Force steadiness is a useful paradigm for investigating fine motor control and perceptuo-motor variability [1, 2]. During constant isometric contraction, the smoothness of a force trajectory is undermined by numerous intermittent drifts of the force output away from the target force, known as force fluctuations. Accumulating evidence has convincingly shown that force variability, particularly for those low-frequency force fluctuations under 4 Hz, are related to visuomotor processes [3, 4, 5] and movement corrections [6, 7]. The amount of visual spatial information can influence the properties of force fluctuations. For static isometric contraction at very low exertion levels (2%-10% maximal voluntary contraction), the majority of previous studies reported that a high spatial resolution of the visual display (or a smaller change in force occupying a greater number of pixels) produced superior force steadiness for the young adults, supported by reduction in the size of force fluctuations [8, 9, 10]. Although motor unit discharge is a major determinant of force fluctuations [11, 12], the mean and coefficient of variation of the inter-spike interval of motor units of young adults are unexpectedly not tuned to visual spatial information [3, 13], except that Laine et al  reported that all spectral bands of the common oscillatory input to motor units varied with the spatial resolution of a visual display.

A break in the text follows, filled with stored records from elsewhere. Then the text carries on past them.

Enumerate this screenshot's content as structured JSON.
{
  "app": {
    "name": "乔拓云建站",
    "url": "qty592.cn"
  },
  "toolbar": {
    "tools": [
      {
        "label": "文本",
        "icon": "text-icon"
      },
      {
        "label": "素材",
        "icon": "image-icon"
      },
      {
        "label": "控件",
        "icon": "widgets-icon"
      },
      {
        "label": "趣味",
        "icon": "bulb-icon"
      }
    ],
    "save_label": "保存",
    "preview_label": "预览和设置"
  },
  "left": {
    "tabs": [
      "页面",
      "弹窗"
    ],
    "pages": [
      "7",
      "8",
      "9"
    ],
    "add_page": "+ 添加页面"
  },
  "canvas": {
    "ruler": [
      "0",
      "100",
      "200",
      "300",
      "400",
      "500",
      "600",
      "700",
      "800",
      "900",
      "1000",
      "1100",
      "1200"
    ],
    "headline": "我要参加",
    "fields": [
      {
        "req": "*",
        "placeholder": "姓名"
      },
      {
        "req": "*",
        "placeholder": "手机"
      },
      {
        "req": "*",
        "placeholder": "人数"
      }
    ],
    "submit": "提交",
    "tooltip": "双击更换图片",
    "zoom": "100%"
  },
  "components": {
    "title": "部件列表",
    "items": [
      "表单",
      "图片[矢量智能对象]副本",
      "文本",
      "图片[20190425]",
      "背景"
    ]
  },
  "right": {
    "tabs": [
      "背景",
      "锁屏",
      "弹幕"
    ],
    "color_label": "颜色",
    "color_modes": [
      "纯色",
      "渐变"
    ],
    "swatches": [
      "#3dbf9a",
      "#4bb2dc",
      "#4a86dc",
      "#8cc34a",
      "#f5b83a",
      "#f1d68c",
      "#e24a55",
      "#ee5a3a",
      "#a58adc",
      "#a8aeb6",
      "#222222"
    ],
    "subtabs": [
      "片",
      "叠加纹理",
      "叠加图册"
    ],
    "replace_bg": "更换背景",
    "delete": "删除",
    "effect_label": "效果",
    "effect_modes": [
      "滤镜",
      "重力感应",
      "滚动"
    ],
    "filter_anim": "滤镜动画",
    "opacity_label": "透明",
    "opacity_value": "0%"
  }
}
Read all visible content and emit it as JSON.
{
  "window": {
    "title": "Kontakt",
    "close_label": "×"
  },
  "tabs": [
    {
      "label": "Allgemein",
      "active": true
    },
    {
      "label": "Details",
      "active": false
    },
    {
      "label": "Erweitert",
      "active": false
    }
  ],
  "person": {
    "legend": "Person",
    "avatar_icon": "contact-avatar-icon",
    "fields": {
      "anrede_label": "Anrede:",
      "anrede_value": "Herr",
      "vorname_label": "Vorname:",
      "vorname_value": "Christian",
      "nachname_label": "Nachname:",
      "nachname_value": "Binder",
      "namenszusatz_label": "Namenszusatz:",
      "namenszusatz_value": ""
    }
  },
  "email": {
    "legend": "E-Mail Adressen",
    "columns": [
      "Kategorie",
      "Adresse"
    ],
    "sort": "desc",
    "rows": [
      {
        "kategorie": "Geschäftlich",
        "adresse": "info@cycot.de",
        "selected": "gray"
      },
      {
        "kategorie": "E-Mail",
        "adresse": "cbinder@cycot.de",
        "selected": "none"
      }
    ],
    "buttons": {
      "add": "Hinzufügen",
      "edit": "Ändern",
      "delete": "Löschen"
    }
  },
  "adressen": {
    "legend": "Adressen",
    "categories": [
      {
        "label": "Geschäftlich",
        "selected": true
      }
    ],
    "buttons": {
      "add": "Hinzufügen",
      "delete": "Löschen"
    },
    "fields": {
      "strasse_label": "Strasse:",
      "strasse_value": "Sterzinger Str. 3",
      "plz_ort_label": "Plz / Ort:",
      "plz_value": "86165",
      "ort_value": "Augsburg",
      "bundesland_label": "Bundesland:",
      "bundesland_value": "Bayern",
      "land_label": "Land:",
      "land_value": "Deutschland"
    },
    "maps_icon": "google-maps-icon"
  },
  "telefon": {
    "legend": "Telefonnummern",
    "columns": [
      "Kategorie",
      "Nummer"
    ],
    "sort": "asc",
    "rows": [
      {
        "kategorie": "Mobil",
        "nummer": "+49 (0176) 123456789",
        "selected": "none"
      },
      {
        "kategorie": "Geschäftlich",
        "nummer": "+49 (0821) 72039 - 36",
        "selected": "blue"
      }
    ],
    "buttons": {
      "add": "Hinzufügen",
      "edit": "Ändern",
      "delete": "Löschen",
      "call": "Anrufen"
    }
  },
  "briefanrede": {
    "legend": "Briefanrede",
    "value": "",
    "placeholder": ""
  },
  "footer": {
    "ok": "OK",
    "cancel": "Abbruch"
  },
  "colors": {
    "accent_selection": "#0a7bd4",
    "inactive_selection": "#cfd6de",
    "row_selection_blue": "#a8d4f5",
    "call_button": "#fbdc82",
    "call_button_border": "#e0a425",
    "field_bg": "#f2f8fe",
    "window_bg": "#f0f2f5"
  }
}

In addition to experimental contexts, some of the inconsistency in the findings on the visual impact on force fluctuations and motor unit discharge was due to the failure of previous studies to specify the roles of high-threshold motor units. On account of lower and more variant discharge rates, high-threshold motor units with a larger twitch force are liable to produce a greater size of force fluctuations [11, 15].
The participants were 14 healthy adults (6 males and 8 females; mean age: 25.87 ± 1.19 years, range: 21–35 years old) from a university campus or the local community. All were self-reported as being right-handed, and none had symptoms or signs of neuromuscular diseases. The research project was approved by an authorized institutional human research review board (IRB) at the University Hospital of the National Cheng Kung University, Taiwan. All of the participants signed an informed consent before the experiment, conforming to the Declaration of Helsinki.
The novel findings of this study were that 1) error-augmentation feedback led to more high-frequency components, power dispersion, and irregularity of low-frequency force fluctuations than did error-reducing feedback, 2) error-augmentation feedback increased the standardized variability and pooled motor unit coherence at 13–35 Hz of the high-threshold MUs relative to those of error-reducing feedback, and 3) non-linear approaches were better able to characterize the size effect on the association of force fluctuations and global MU discharge. The force-discharge relation waned with increasing size of error feedback.
This study presents a preliminary investigation of behavioral and neurophysiological mechanisms of force regulation when the size of error feedback varies. Capitalizing on characteristic changes in force fluctuations, error-augmentation feedback provides a more frequent and intricate force gradation process, which could increase the effectiveness of motor training by increasing exploration variability. Force control associated with error-augmentation feedback is pertinent to increases in the neurological degree of freedom for the firing patterns of high-threshold MUs that receive β-band common oscillatory inputs and unidentified neural drives.